Japans Notenbank zeigt sich optimistisch über Yen-Entwicklung
Während der Euro sich dieser Tage also fast schon ungewohnt sicher präsentiert, gibt es internationalen auf dem Devisenmarkt durchaus durchwachsene Meldungen. So äußert man bei der Notenbank Japans die Hoffnung, dass die derzeitige Stärke des Yen nicht nur kurzfristig, sondern auch auf lange Sicht die nötige Sicherheit für die heimische Wirtschaft verschaffen könnte. Denn nicht zur Masaaki Shirakawa, seines Zeichens Chef der japanischen Notenbank sieht Bedarf an stärkenden Signalen für den Binnenmarkt Japans.

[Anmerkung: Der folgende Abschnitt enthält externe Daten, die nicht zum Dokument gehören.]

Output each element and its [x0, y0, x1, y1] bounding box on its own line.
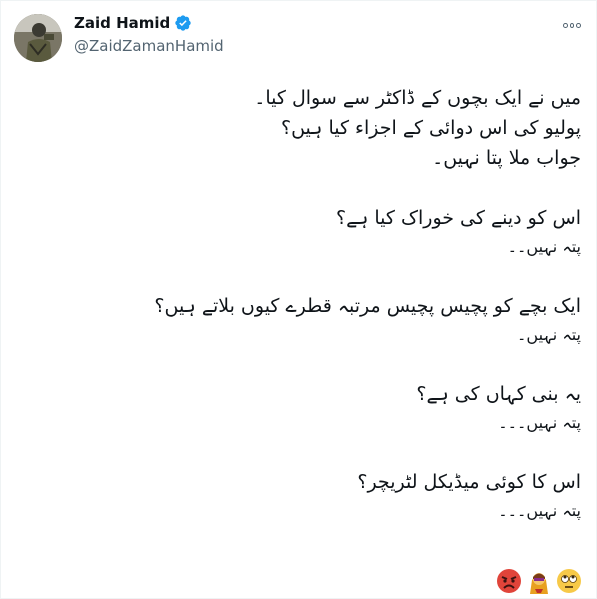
tweet-paragraph: یہ بنی کہاں کی ہے؟ پتہ نہیں۔۔۔ [21, 379, 581, 437]
face-with-rolling-eyes-emoji-icon [556, 568, 582, 594]
tweet-line: ایک بچے کو پچیس پچیس مرتبہ قطرے کیوں بلا… [154, 295, 581, 317]
woman-supervillain-emoji-icon [526, 568, 552, 594]
tweet-line: پتہ نہیں۔۔۔ [498, 413, 581, 432]
tweet-text: میں نے ایک بچوں کے ڈاکٹر سے سوال کیا۔ پو… [21, 83, 581, 555]
more-options-icon[interactable] [562, 15, 582, 35]
tweet-line: یہ بنی کہاں کی ہے؟ [416, 383, 581, 405]
emoji-row [496, 568, 582, 594]
tweet-line: پتہ نہیں۔۔ [507, 237, 581, 256]
tweet-paragraph: اس کا کوئی میڈیکل لٹریچر؟ پتہ نہیں۔۔۔ [21, 467, 581, 525]
author-avatar[interactable] [14, 14, 62, 62]
tweet-line: پتہ نہیں۔ [517, 325, 581, 344]
avatar-image [14, 14, 62, 62]
verified-badge-icon [174, 14, 192, 32]
tweet-card: Zaid Hamid @ZaidZamanHamid میں نے ایک بچ… [0, 0, 597, 599]
tweet-paragraph: ایک بچے کو پچیس پچیس مرتبہ قطرے کیوں بلا… [21, 291, 581, 349]
tweet-line: میں نے ایک بچوں کے ڈاکٹر سے سوال کیا۔ [254, 87, 581, 109]
tweet-line: پتہ نہیں۔۔۔ [498, 501, 581, 520]
tweet-paragraph: اس کو دینے کی خوراک کیا ہے؟ پتہ نہیں۔۔ [21, 203, 581, 261]
tweet-line: جواب ملا پتا نہیں۔ [432, 147, 581, 169]
tweet-line: اس کو دینے کی خوراک کیا ہے؟ [335, 207, 581, 229]
tweet-paragraph: میں نے ایک بچوں کے ڈاکٹر سے سوال کیا۔ پو… [21, 83, 581, 173]
tweet-line: پولیو کی اس دوائی کے اجزاء کیا ہیں؟ [281, 117, 581, 139]
author-display-name[interactable]: Zaid Hamid [74, 14, 170, 32]
author-handle[interactable]: @ZaidZamanHamid [74, 37, 224, 55]
author-name-row: Zaid Hamid [74, 14, 192, 32]
angry-face-emoji-icon [496, 568, 522, 594]
tweet-line: اس کا کوئی میڈیکل لٹریچر؟ [357, 471, 581, 493]
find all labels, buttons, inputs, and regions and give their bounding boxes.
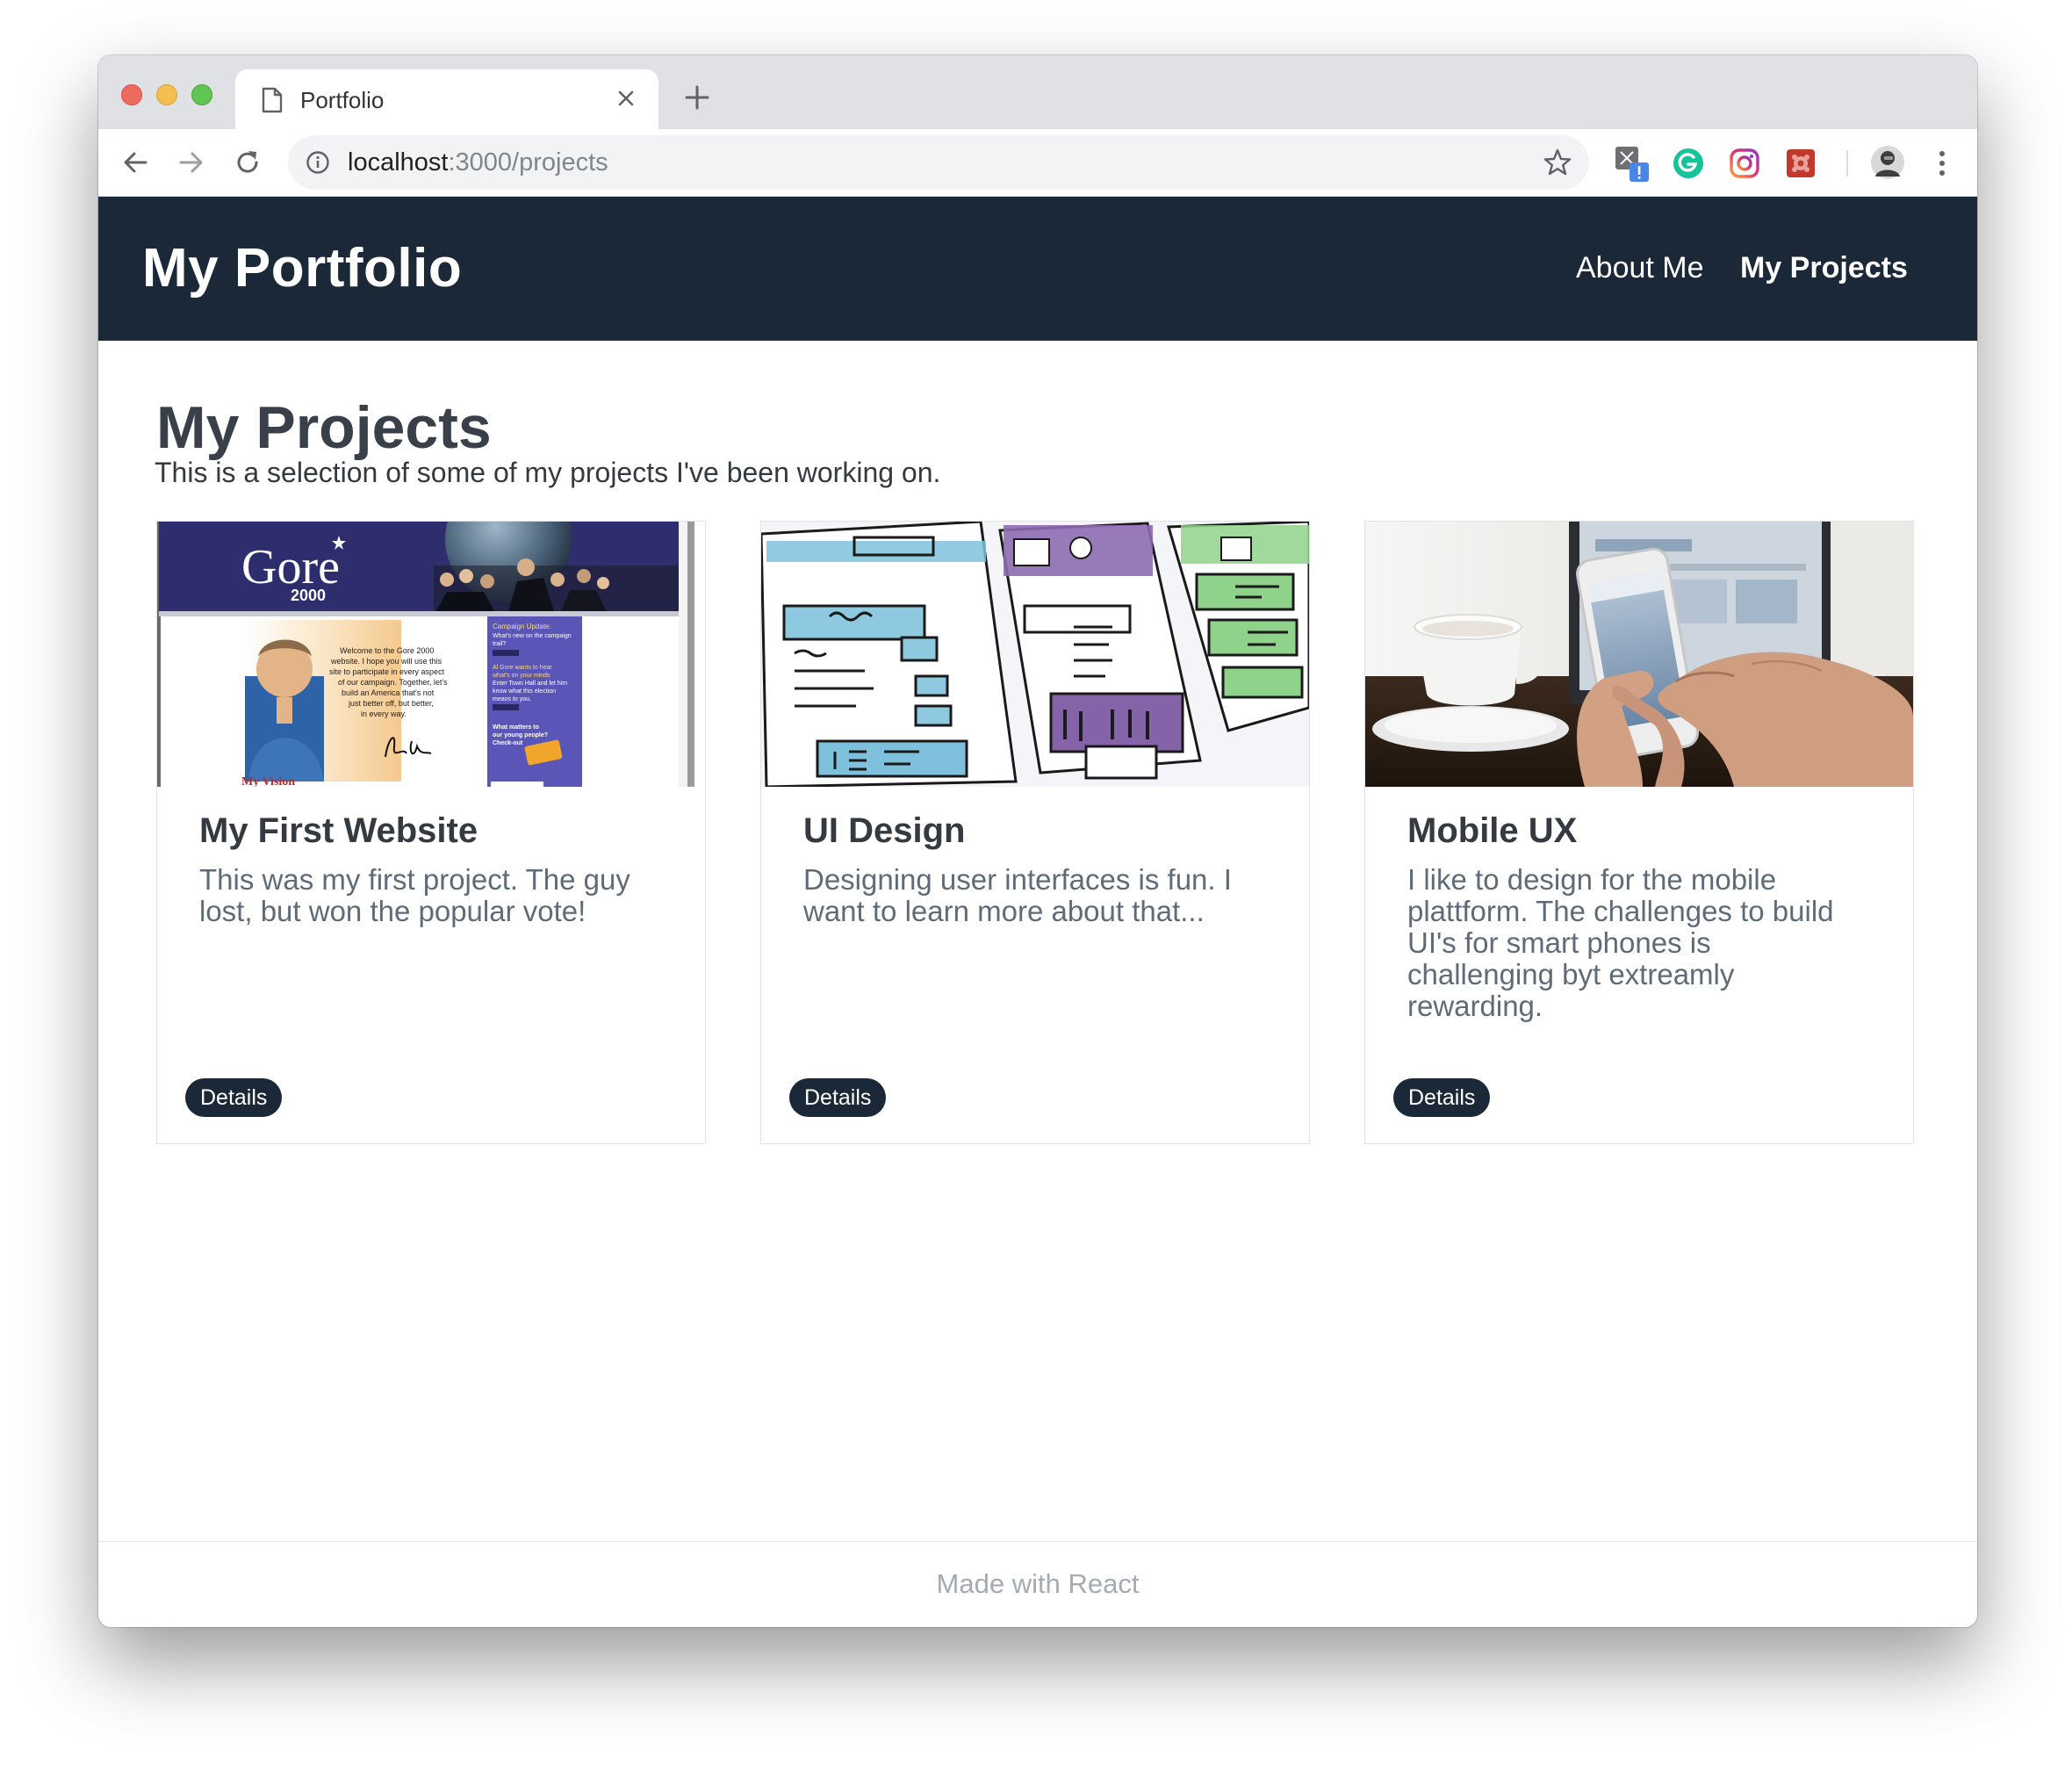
details-button[interactable]: Details <box>185 1078 283 1117</box>
card-title: UI Design <box>803 811 966 850</box>
project-card: Mobile UX I like to design for the mobil… <box>1364 521 1914 1144</box>
svg-text:in every way.: in every way. <box>361 710 406 718</box>
svg-text:know what this election: know what this election <box>493 688 556 695</box>
nav-about-me[interactable]: About Me <box>1576 251 1704 285</box>
svg-text:What matters to: What matters to <box>493 724 539 731</box>
address-bar[interactable]: localhost:3000/projects <box>288 135 1589 190</box>
svg-text:Al Gore wants to hear: Al Gore wants to hear <box>493 665 552 671</box>
url-path: :3000/projects <box>448 148 608 176</box>
svg-text:website. I hope you will use t: website. I hope you will use this <box>330 657 442 666</box>
card-text: Designing user interfaces is fun. I want… <box>803 863 1232 927</box>
project-card: UI Design Designing user interfaces is f… <box>760 521 1310 1144</box>
more-menu-icon[interactable] <box>1933 147 1951 180</box>
card-title: Mobile UX <box>1407 811 1578 850</box>
plus-icon[interactable] <box>681 82 713 113</box>
extension-icon[interactable] <box>1612 143 1652 184</box>
details-button[interactable]: Details <box>789 1078 887 1117</box>
svg-text:What's new on the campaign: What's new on the campaign <box>493 633 572 639</box>
svg-text:our young people?: our young people? <box>493 732 548 738</box>
toolbar-separator <box>1846 150 1848 176</box>
svg-text:build an America that's not: build an America that's not <box>342 688 435 697</box>
info-icon[interactable] <box>306 150 330 175</box>
svg-text:of our campaign. Together, let: of our campaign. Together, let's <box>338 678 448 687</box>
page-icon <box>262 87 283 113</box>
card-title: My First Website <box>199 811 478 850</box>
svg-text:Enter Town Hall and let him: Enter Town Hall and let him <box>493 681 567 687</box>
svg-text:Check-out: Check-out <box>493 740 523 746</box>
footer-text: Made with React <box>936 1568 1140 1599</box>
nav-my-projects[interactable]: My Projects <box>1740 251 1908 285</box>
page-subtitle: This is a selection of some of my projec… <box>155 457 941 488</box>
star-icon[interactable] <box>1542 147 1573 178</box>
url-text: localhost:3000/projects <box>348 148 608 177</box>
site-footer: Made with React <box>98 1541 1977 1627</box>
svg-text:Welcome to the Gore 2000: Welcome to the Gore 2000 <box>340 646 434 655</box>
project-card: Gore 2000 Welcome to the Gore 2000 websi… <box>156 521 706 1144</box>
gore-year-text: 2000 <box>291 587 326 604</box>
svg-text:site to participate in every a: site to participate in every aspect <box>329 667 445 676</box>
svg-text:just better off, but better,: just better off, but better, <box>348 699 434 708</box>
reload-icon[interactable] <box>232 147 263 178</box>
svg-text:what's on your minds: what's on your minds <box>492 673 550 679</box>
project-image-ui-sketches <box>761 522 1309 787</box>
url-host: localhost <box>348 148 449 176</box>
browser-toolbar: localhost:3000/projects <box>98 129 1977 197</box>
grammarly-icon[interactable] <box>1672 147 1705 180</box>
gore-2000-screenshot: Gore 2000 Welcome to the Gore 2000 websi… <box>157 522 705 787</box>
card-text: I like to design for the mobile plattfor… <box>1407 863 1834 1022</box>
svg-text:means to you.: means to you. <box>493 696 531 702</box>
project-image-gore-website: Gore 2000 Welcome to the Gore 2000 websi… <box>157 522 705 787</box>
card-text: This was my first project. The guy lost,… <box>199 863 630 927</box>
my-vision-caption: My Vision <box>241 775 295 787</box>
smartphone-in-hands-image <box>1365 522 1913 787</box>
close-window-button[interactable] <box>121 84 142 105</box>
instagram-icon[interactable] <box>1728 147 1761 180</box>
minimize-window-button[interactable] <box>156 84 177 105</box>
site-header: My Portfolio About Me My Projects <box>98 197 1977 341</box>
brand-link[interactable]: My Portfolio <box>142 237 462 299</box>
ui-wireframe-sketch-image <box>761 522 1309 787</box>
maximize-window-button[interactable] <box>191 84 212 105</box>
svg-text:trail?: trail? <box>493 641 506 647</box>
browser-window: Portfolio localhost:3000/projects My Por… <box>98 55 1977 1627</box>
tab-title: Portfolio <box>300 87 385 113</box>
page-title: My Projects <box>156 394 492 461</box>
details-button[interactable]: Details <box>1393 1078 1491 1117</box>
tab-strip: Portfolio <box>98 55 1977 129</box>
project-image-mobile-phone <box>1365 522 1913 787</box>
close-icon[interactable] <box>611 83 641 113</box>
browser-tab[interactable]: Portfolio <box>235 69 658 129</box>
devtools-icon[interactable] <box>1784 147 1817 180</box>
back-arrow-icon[interactable] <box>119 147 151 178</box>
svg-text:Campaign Update:: Campaign Update: <box>493 623 551 630</box>
forward-arrow-icon[interactable] <box>176 147 207 178</box>
profile-avatar[interactable] <box>1870 145 1905 180</box>
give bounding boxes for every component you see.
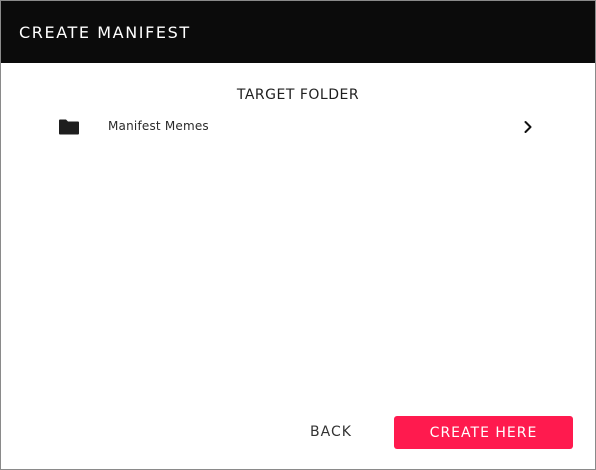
dialog-header: CREATE MANIFEST [1,1,595,63]
folder-icon [59,119,79,135]
back-button[interactable]: BACK [289,415,373,449]
folder-row-manifest-memes[interactable]: Manifest Memes [1,111,595,143]
chevron-right-icon[interactable] [522,119,534,135]
create-here-button[interactable]: CREATE HERE [394,416,573,449]
folder-name: Manifest Memes [108,119,209,133]
dialog-title: CREATE MANIFEST [19,22,191,42]
create-manifest-dialog: CREATE MANIFEST TARGET FOLDER Manifest M… [0,0,596,470]
target-folder-heading: TARGET FOLDER [236,87,360,103]
dialog-actions: BACK CREATE HERE [1,415,595,449]
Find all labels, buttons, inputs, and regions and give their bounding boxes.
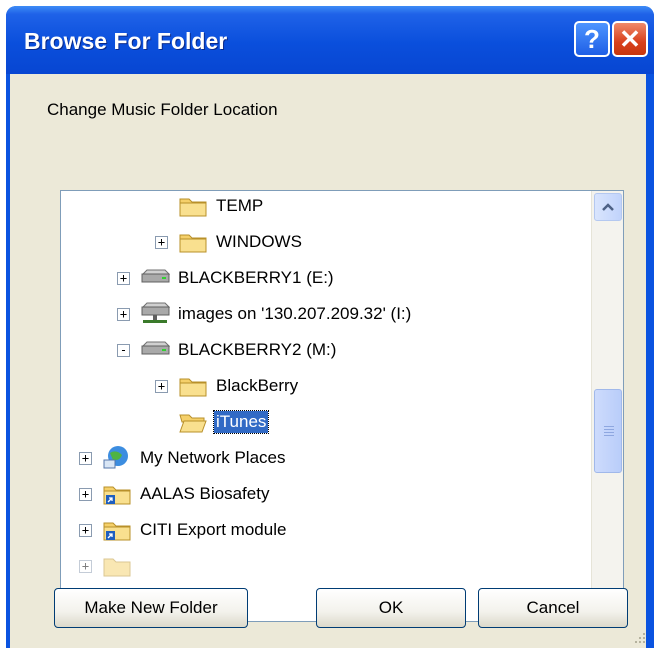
expand-icon[interactable]: + (155, 235, 168, 249)
tree-item-blackberry1[interactable]: + BLACKBERRY1 (E:) (117, 263, 336, 293)
browse-for-folder-dialog: Browse For Folder ? ✕ Change Music Folde… (6, 6, 654, 648)
tree-item-label: WINDOWS (216, 232, 302, 251)
make-new-folder-label: Make New Folder (84, 598, 218, 617)
expand-icon[interactable]: + (79, 451, 92, 465)
scroll-thumb[interactable] (594, 389, 622, 473)
tree-item-label: CITI Export module (140, 520, 287, 539)
expand-icon[interactable]: + (117, 271, 130, 285)
resize-grip-icon[interactable] (634, 632, 646, 644)
close-icon: ✕ (619, 23, 641, 54)
folder-icon (102, 554, 132, 578)
collapse-icon[interactable]: - (117, 343, 130, 357)
tree-item-label: AALAS Biosafety (140, 484, 270, 503)
shortcut-folder-icon (102, 518, 132, 542)
help-button[interactable]: ? (574, 21, 610, 57)
tree-item-my-network-places[interactable]: + My Network Places (79, 443, 287, 473)
title-bar[interactable]: Browse For Folder ? ✕ (6, 6, 654, 74)
tree-viewport: TEMP + WINDOWS + BLACKBERRY1 (E:) + imag… (61, 191, 591, 621)
drive-icon (140, 266, 170, 290)
tree-item-label: images on '130.207.209.32' (I:) (178, 304, 412, 323)
folder-tree[interactable]: TEMP + WINDOWS + BLACKBERRY1 (E:) + imag… (60, 190, 624, 622)
folder-icon (178, 374, 208, 398)
tree-item-blackberry-folder[interactable]: + BlackBerry (155, 371, 300, 401)
tree-item-blackberry2[interactable]: - BLACKBERRY2 (M:) (117, 335, 338, 365)
expand-icon: + (79, 559, 92, 573)
tree-item-label: BlackBerry (216, 376, 299, 395)
tree-item-clipped: + (79, 551, 138, 581)
drive-icon (140, 338, 170, 362)
dialog-body: Change Music Folder Location TEMP + WIND… (10, 74, 646, 648)
expand-icon[interactable]: + (155, 379, 168, 393)
tree-item-label: TEMP (216, 196, 264, 215)
expand-icon[interactable]: + (79, 487, 92, 501)
close-button[interactable]: ✕ (612, 21, 648, 57)
tree-item-windows[interactable]: + WINDOWS (155, 227, 304, 257)
scroll-up-button[interactable] (594, 193, 622, 221)
ok-label: OK (378, 598, 404, 617)
chevron-up-icon (602, 203, 614, 211)
open-folder-icon (178, 410, 208, 434)
tree-item-itunes[interactable]: iTunes (155, 407, 270, 437)
shortcut-folder-icon (102, 482, 132, 506)
tree-item-label: BLACKBERRY2 (M:) (178, 340, 337, 359)
network-drive-icon (140, 302, 170, 326)
dialog-title: Browse For Folder (24, 28, 228, 54)
tree-item-temp[interactable]: TEMP (155, 191, 265, 221)
cancel-button[interactable]: Cancel (478, 588, 628, 628)
prompt-text: Change Music Folder Location (47, 100, 278, 119)
cancel-label: Cancel (526, 598, 580, 617)
tree-item-label: BLACKBERRY1 (E:) (178, 268, 334, 287)
tree-item-citi-export-module[interactable]: + CITI Export module (79, 515, 288, 545)
tree-item-label: My Network Places (140, 448, 286, 467)
tree-item-aalas-biosafety[interactable]: + AALAS Biosafety (79, 479, 271, 509)
ok-button[interactable]: OK (316, 588, 466, 628)
make-new-folder-button[interactable]: Make New Folder (54, 588, 248, 628)
expand-icon[interactable]: + (117, 307, 130, 321)
expand-icon[interactable]: + (79, 523, 92, 537)
folder-icon (178, 194, 208, 218)
network-places-icon (102, 446, 132, 470)
tree-item-network-drive[interactable]: + images on '130.207.209.32' (I:) (117, 299, 413, 329)
help-icon: ? (584, 23, 600, 54)
folder-icon (178, 230, 208, 254)
tree-item-label: iTunes (212, 410, 270, 434)
tree-scrollbar[interactable] (591, 191, 623, 621)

In jedem Fall heißt es aus dem Regierungsumfeld – genauer gesagt aus dem Finanzministerium – , dass man sich zunächst auf die bisherigen Maßnahmen zur Stützung der Konjunktur verlassen werde, wiederholte staatliche Intervention sei nicht geplant, um der Wirtschaft unter die Arme zu greifen. Nicht zuletzt wohl auch deshalb, weil der Yen unter solchen Maßnahmen aller Wahrscheinlichkeit und Erfahrung nach wiederholt deutlich nachgeben würde. Vielmehr sieht auch die Bank of Japan inzwischen wenn nicht rosig, so doch deutlich optimistischer in Japans Zukunft. Schon bald erwartet man nach einem mehr als unruhigen Vierteljahr wirtschaftlichen Aufschwung vor sich. Nun bleibt nur im gleichen Maße zu hoffen, dass auch der Yen nach einer vergleichsweise guten Woche weiter profilieren kann auf den Markt für Devisen.